Validation against Globe-LFMC 2.0 showed modest but encouraging accuracy, especially at spatially homogeneous sites where field measurements more closely reflect the Sentinel-2 footprint. Temporal mismatch between field measurements and satellite observations was not the primary source of validation of uncertainty. Purpose-designed field campaigns aligned with the Sentinel-2 spatial and temporal sampling strategy yielded substantially higher accuracy, demonstrating that the emulator performs best when validated with representative, harmonised in situ measurements. The model also captured seasonal LFMC dynamics at long-term monitoring sites, highlighting its potential utility for seasonal fuel moisture monitoring and prescribed-burn planning.

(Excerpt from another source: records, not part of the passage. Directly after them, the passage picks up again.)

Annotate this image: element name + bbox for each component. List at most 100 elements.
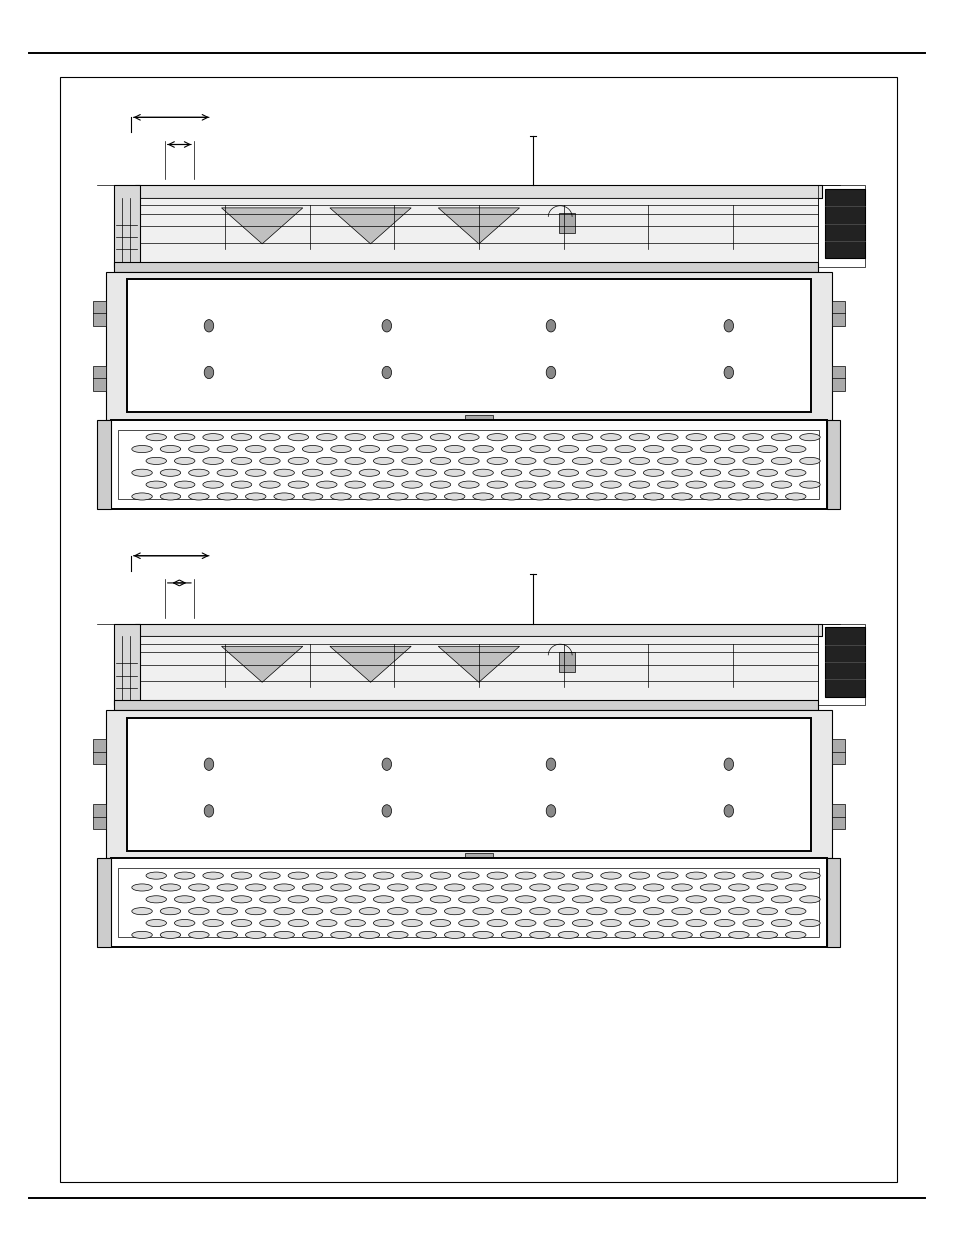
Ellipse shape [558,446,578,452]
Circle shape [204,367,213,379]
Ellipse shape [387,931,408,939]
Ellipse shape [685,872,706,879]
Bar [92,740,106,764]
Circle shape [381,805,391,818]
Ellipse shape [685,457,706,464]
Ellipse shape [302,931,322,939]
Ellipse shape [302,493,322,500]
Ellipse shape [572,895,592,903]
Ellipse shape [245,469,266,477]
Ellipse shape [728,493,748,500]
Ellipse shape [458,433,478,441]
Ellipse shape [543,457,564,464]
Ellipse shape [444,493,464,500]
Ellipse shape [373,457,394,464]
Ellipse shape [543,482,564,488]
Ellipse shape [345,457,365,464]
Ellipse shape [401,920,422,926]
Ellipse shape [685,433,706,441]
Ellipse shape [586,469,606,477]
Bar [113,624,140,705]
Ellipse shape [146,872,167,879]
Ellipse shape [203,895,223,903]
Ellipse shape [685,920,706,926]
Circle shape [204,758,213,771]
Bar [118,868,819,937]
Ellipse shape [572,872,592,879]
Ellipse shape [714,482,734,488]
Ellipse shape [302,908,322,915]
Ellipse shape [487,920,507,926]
Ellipse shape [217,469,237,477]
Ellipse shape [245,908,266,915]
Ellipse shape [700,469,720,477]
Ellipse shape [757,469,777,477]
Ellipse shape [387,884,408,890]
Ellipse shape [373,895,394,903]
Ellipse shape [742,920,762,926]
Ellipse shape [714,433,734,441]
Ellipse shape [444,884,464,890]
Ellipse shape [543,895,564,903]
Ellipse shape [473,446,493,452]
Ellipse shape [558,469,578,477]
Ellipse shape [642,469,663,477]
Circle shape [723,367,733,379]
Ellipse shape [345,920,365,926]
Ellipse shape [132,931,152,939]
Bar [92,366,106,390]
Ellipse shape [359,446,379,452]
Ellipse shape [657,457,678,464]
Ellipse shape [217,931,237,939]
Ellipse shape [784,908,805,915]
Circle shape [546,758,556,771]
Bar [111,858,826,947]
Bar [558,652,574,672]
Ellipse shape [288,920,308,926]
Ellipse shape [600,433,620,441]
Ellipse shape [430,920,450,926]
Ellipse shape [473,908,493,915]
Ellipse shape [515,895,536,903]
Ellipse shape [671,931,692,939]
Ellipse shape [615,493,635,500]
Ellipse shape [444,908,464,915]
Ellipse shape [742,433,762,441]
Ellipse shape [799,433,820,441]
Ellipse shape [331,931,351,939]
Bar [113,185,140,267]
Bar [558,214,574,233]
Ellipse shape [359,469,379,477]
Bar [135,624,821,636]
Ellipse shape [146,920,167,926]
Ellipse shape [359,884,379,890]
Ellipse shape [657,433,678,441]
Ellipse shape [529,931,550,939]
Ellipse shape [458,895,478,903]
Bar [97,858,111,947]
Ellipse shape [572,482,592,488]
Ellipse shape [373,872,394,879]
Ellipse shape [274,884,294,890]
Ellipse shape [685,482,706,488]
Ellipse shape [586,446,606,452]
Ellipse shape [174,872,194,879]
Ellipse shape [217,908,237,915]
Ellipse shape [685,895,706,903]
Ellipse shape [373,482,394,488]
Ellipse shape [473,493,493,500]
Ellipse shape [345,872,365,879]
Ellipse shape [558,931,578,939]
Ellipse shape [714,920,734,926]
Ellipse shape [401,457,422,464]
Ellipse shape [387,446,408,452]
Ellipse shape [529,446,550,452]
Ellipse shape [444,446,464,452]
Bar [60,77,896,1182]
Ellipse shape [231,433,252,441]
Circle shape [546,367,556,379]
Ellipse shape [387,908,408,915]
Ellipse shape [245,931,266,939]
Ellipse shape [700,931,720,939]
Ellipse shape [416,493,436,500]
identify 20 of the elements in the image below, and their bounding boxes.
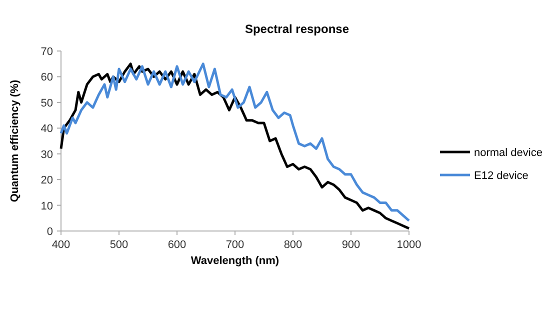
x-tick-label: 400 [52,239,70,251]
x-tick-label: 1000 [396,239,422,251]
x-tick-label: 700 [226,239,244,251]
x-tick-label: 500 [110,239,128,251]
y-tick-label: 30 [40,148,53,161]
x-tick-label: 900 [342,239,360,251]
x-axis-title: Wavelength (nm) [190,255,280,267]
y-tick-label: 50 [40,97,53,110]
chart-title: Spectral response [244,22,350,36]
legend-label: E12 device [474,170,528,182]
y-tick-label: 60 [40,72,53,84]
x-tick-label: 800 [284,239,302,251]
y-tick-label: 70 [40,46,53,58]
y-tick-label: 40 [40,123,53,136]
y-tick-label: 0 [46,226,53,238]
y-axis-title: Quantum efficiency (%) [9,80,21,202]
y-tick-label: 10 [40,200,53,212]
legend-label: normal device [474,147,542,159]
y-tick-label: 20 [40,174,53,187]
x-tick-label: 600 [168,239,186,251]
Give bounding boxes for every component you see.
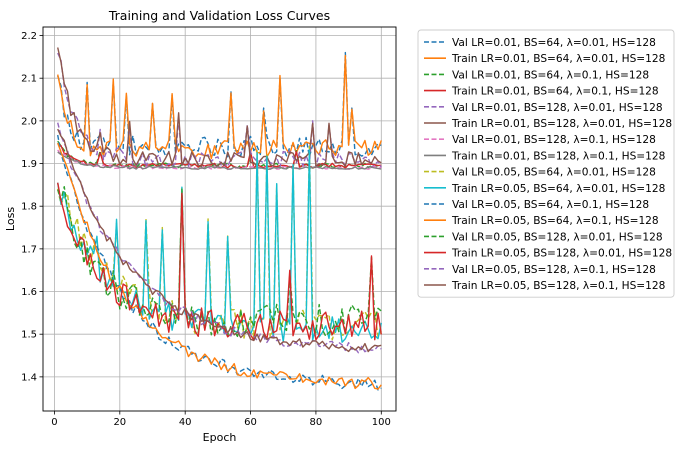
x-axis-ticks: 0 20 40 60 80 100 bbox=[51, 411, 391, 428]
legend-entry-label: Train LR=0.05, BS=64, λ=0.1, HS=128 bbox=[451, 215, 659, 227]
series-line bbox=[57, 151, 382, 170]
y-tick-label: 2.2 bbox=[21, 31, 37, 42]
series-line bbox=[57, 51, 382, 158]
chart-title: Training and Validation Loss Curves bbox=[108, 8, 330, 23]
x-tick-label: 0 bbox=[51, 417, 57, 428]
y-tick-label: 1.6 bbox=[21, 287, 37, 298]
x-tick-label: 80 bbox=[310, 417, 323, 428]
y-tick-label: 1.9 bbox=[21, 159, 37, 170]
grid bbox=[43, 27, 396, 411]
series-line bbox=[57, 54, 382, 160]
legend-entry-label: Train LR=0.01, BS=64, λ=0.1, HS=128 bbox=[451, 86, 659, 98]
legend: Val LR=0.01, BS=64, λ=0.01, HS=128 Train … bbox=[417, 29, 675, 298]
legend-entry-label: Val LR=0.01, BS=128, λ=0.1, HS=128 bbox=[452, 134, 656, 146]
y-axis-ticks: 1.4 1.5 1.6 1.7 1.8 1.9 2.0 2.1 2.2 bbox=[21, 31, 43, 383]
x-tick-label: 100 bbox=[372, 417, 391, 428]
plot-frame bbox=[42, 26, 397, 412]
legend-entry-label: Val LR=0.01, BS=64, λ=0.1, HS=128 bbox=[452, 69, 649, 81]
y-tick-label: 1.5 bbox=[21, 330, 37, 341]
legend-entry-label: Train LR=0.05, BS=128, λ=0.1, HS=128 bbox=[451, 280, 666, 292]
x-axis-label: Epoch bbox=[203, 431, 237, 444]
legend-entry-label: Train LR=0.05, BS=128, λ=0.01, HS=128 bbox=[451, 248, 672, 260]
series-line bbox=[57, 128, 382, 353]
y-tick-label: 2.0 bbox=[21, 116, 37, 127]
y-tick-label: 1.7 bbox=[21, 244, 37, 255]
legend-entry-label: Val LR=0.01, BS=128, λ=0.01, HS=128 bbox=[452, 102, 663, 114]
legend-entry-label: Val LR=0.05, BS=128, λ=0.01, HS=128 bbox=[452, 231, 663, 243]
series-line bbox=[57, 142, 382, 390]
y-axis-label: Loss bbox=[4, 207, 17, 231]
series-lines bbox=[57, 47, 382, 391]
x-tick-label: 40 bbox=[179, 417, 192, 428]
legend-entry-label: Train LR=0.05, BS=64, λ=0.01, HS=128 bbox=[451, 183, 666, 195]
legend-entry-label: Val LR=0.01, BS=64, λ=0.01, HS=128 bbox=[452, 37, 656, 49]
legend-entry-label: Train LR=0.01, BS=128, λ=0.1, HS=128 bbox=[451, 150, 666, 162]
x-tick-label: 20 bbox=[113, 417, 126, 428]
legend-entry-label: Val LR=0.05, BS=128, λ=0.1, HS=128 bbox=[452, 264, 656, 276]
series-line bbox=[57, 47, 382, 168]
series-line bbox=[57, 185, 382, 338]
y-tick-label: 1.8 bbox=[21, 202, 37, 213]
y-tick-label: 1.4 bbox=[21, 372, 37, 383]
legend-entry-label: Train LR=0.01, BS=128, λ=0.01, HS=128 bbox=[451, 118, 672, 130]
legend-frame bbox=[417, 29, 675, 298]
y-tick-label: 2.1 bbox=[21, 74, 37, 85]
series-line bbox=[57, 149, 382, 343]
legend-entry-label: Val LR=0.05, BS=64, λ=0.1, HS=128 bbox=[452, 199, 649, 211]
legend-entry-label: Train LR=0.01, BS=64, λ=0.01, HS=128 bbox=[451, 53, 666, 65]
x-tick-label: 60 bbox=[244, 417, 257, 428]
series-line bbox=[57, 145, 382, 341]
legend-entry-label: Val LR=0.05, BS=64, λ=0.01, HS=128 bbox=[452, 167, 656, 179]
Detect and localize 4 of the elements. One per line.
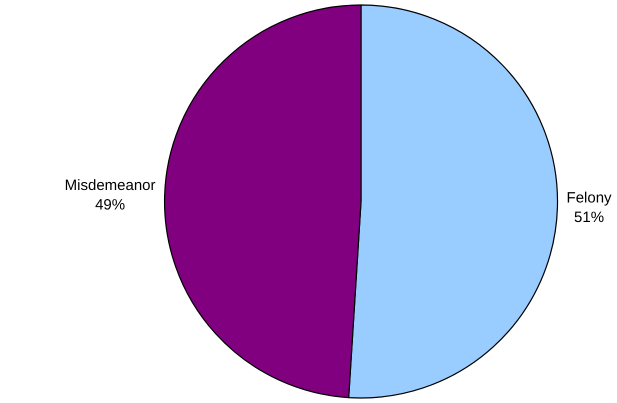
data-label: 51% bbox=[574, 208, 604, 226]
slice-label: Misdemeanor bbox=[64, 177, 156, 194]
slice-label: Felony bbox=[566, 189, 612, 206]
data-label: 49% bbox=[95, 196, 126, 214]
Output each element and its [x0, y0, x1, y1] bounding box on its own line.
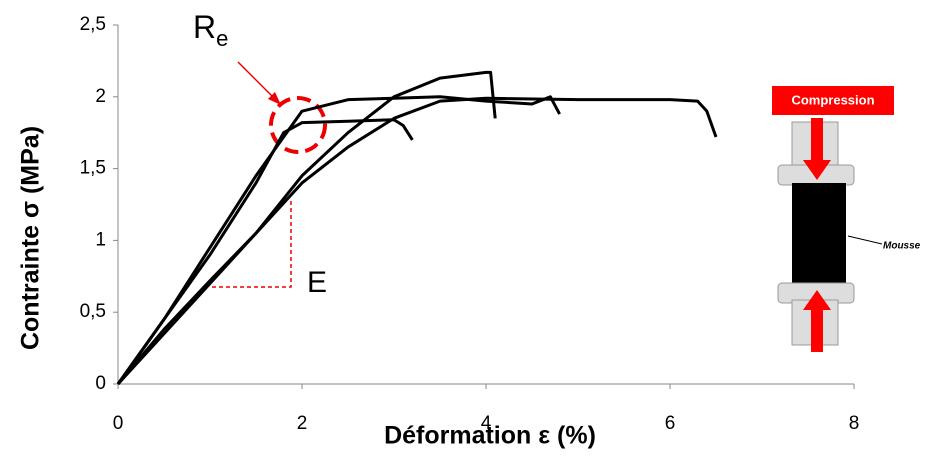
yield-label: Re [193, 9, 228, 50]
x-axis-title: Déformation ε (%) [384, 422, 596, 450]
y-axis-title: Contrainte σ (MPa) [17, 126, 45, 350]
yield-label-sub: e [216, 26, 228, 51]
data-line [116, 95, 561, 385]
data-line [116, 70, 497, 386]
yield-arrow [237, 61, 277, 101]
data-line [116, 118, 414, 385]
foam-label: Mousse [883, 241, 921, 252]
compression-label: Compression [791, 92, 874, 107]
yield-circle [269, 96, 327, 154]
compression-box [772, 86, 894, 115]
x-tick-label: 8 [849, 413, 860, 434]
y-tick-label: 0 [95, 373, 106, 394]
y-tick-label: 0,5 [80, 301, 106, 322]
yield-label-main: R [193, 9, 216, 45]
modulus-label: E [307, 266, 327, 299]
foam-sample [792, 183, 846, 283]
down-arrow [803, 118, 831, 180]
yield-arrow-head [268, 92, 281, 105]
x-tick-label: 6 [665, 413, 676, 434]
y-tick-label: 1 [95, 229, 106, 250]
x-tick-label: 4 [481, 413, 492, 434]
modulus-guide [212, 200, 292, 288]
up-arrow [803, 290, 831, 352]
x-tick-label: 2 [297, 413, 308, 434]
y-tick-label: 2,5 [80, 14, 106, 35]
data-line [116, 96, 718, 385]
x-tick-label: 0 [113, 413, 124, 434]
foam-pointer [847, 235, 883, 245]
y-tick-label: 1,5 [80, 158, 106, 179]
y-tick-label: 2 [95, 86, 106, 107]
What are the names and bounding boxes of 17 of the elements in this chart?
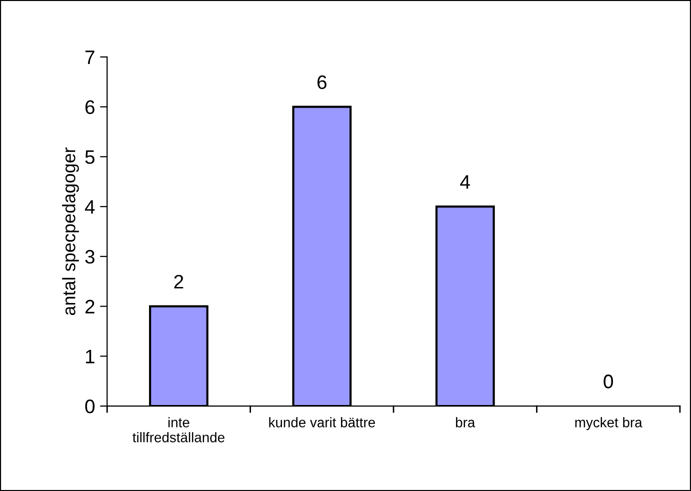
x-tick-label: kunde varit bättre: [269, 417, 375, 428]
data-label: 6: [318, 75, 326, 90]
y-tick-label: 5: [85, 150, 94, 164]
data-label: 0: [604, 374, 613, 388]
y-tick-label: 7: [85, 50, 94, 64]
y-tick-label: 4: [84, 200, 95, 214]
y-tick-label: 1: [86, 350, 94, 364]
y-axis-title: antal specpedagoger: [62, 147, 79, 316]
y-tick-label: 6: [85, 100, 94, 114]
y-tick-label: 2: [85, 300, 94, 314]
x-tick-label: bra: [456, 417, 476, 428]
x-tick-label: inte tillfredställande: [132, 417, 224, 442]
data-label: 2: [174, 274, 184, 288]
y-tick-label: 3: [85, 250, 94, 264]
data-label: 4: [460, 175, 470, 189]
x-tick-label: mycket bra: [575, 417, 642, 430]
y-tick-label: 0: [85, 400, 95, 414]
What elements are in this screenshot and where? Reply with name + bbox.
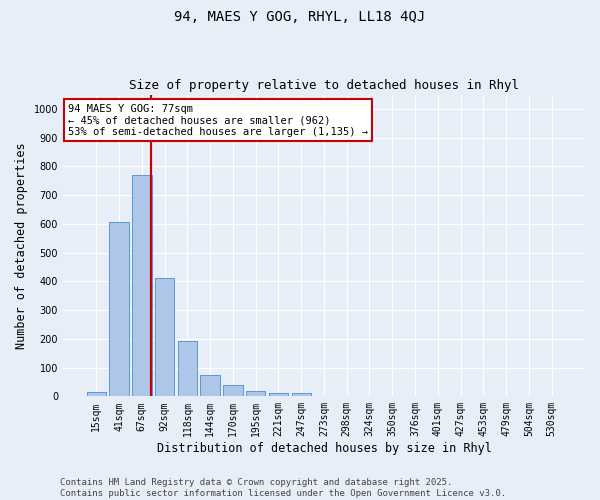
Bar [292,393,311,396]
Bar [200,375,220,396]
Bar [292,393,311,396]
Bar [178,341,197,396]
Y-axis label: Number of detached properties: Number of detached properties [15,142,28,349]
Bar [155,278,174,396]
Bar [155,278,174,396]
X-axis label: Distribution of detached houses by size in Rhyl: Distribution of detached houses by size … [157,442,491,455]
Text: Contains HM Land Registry data © Crown copyright and database right 2025.
Contai: Contains HM Land Registry data © Crown c… [60,478,506,498]
Bar [246,391,265,396]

Given its high spatial and temporal resolution, the Sentinel-2 LFMC dataset provides valuable information for a wide range of applications, including delineating ignitable zones for prescribed burns, monitoring fuel treatments (e.g., mechanical thinning, hazard reduction burns), characterising landscape-scale fuel dynamics, and informing fire behaviour and emission or air-quality models. Beyond fire agencies, this dataset offers actionable intelligence for sectors such as insurance, infrastructure planning, health, and community risk reduction. Importantly, the product also offers opportunities for Indigenous and First Nations land managers to combine satellite-derived fuel moisture information with cultural knowledge systems to support cultural burning and land stewardship (see e.g.,
https://youtu.be/tLgqBDuSOdU?si=oDJWn4Wz71M0qNLf, accessed on 20 March 2025).
Despite limitations in specific vegetation types, the Sentinel-2 LFMC product represents a significant advancement in operational fuel moisture monitoring and provides a foundation for continued refinement through improved validation datasets, updated land-cover information, and next-generation modelling approaches.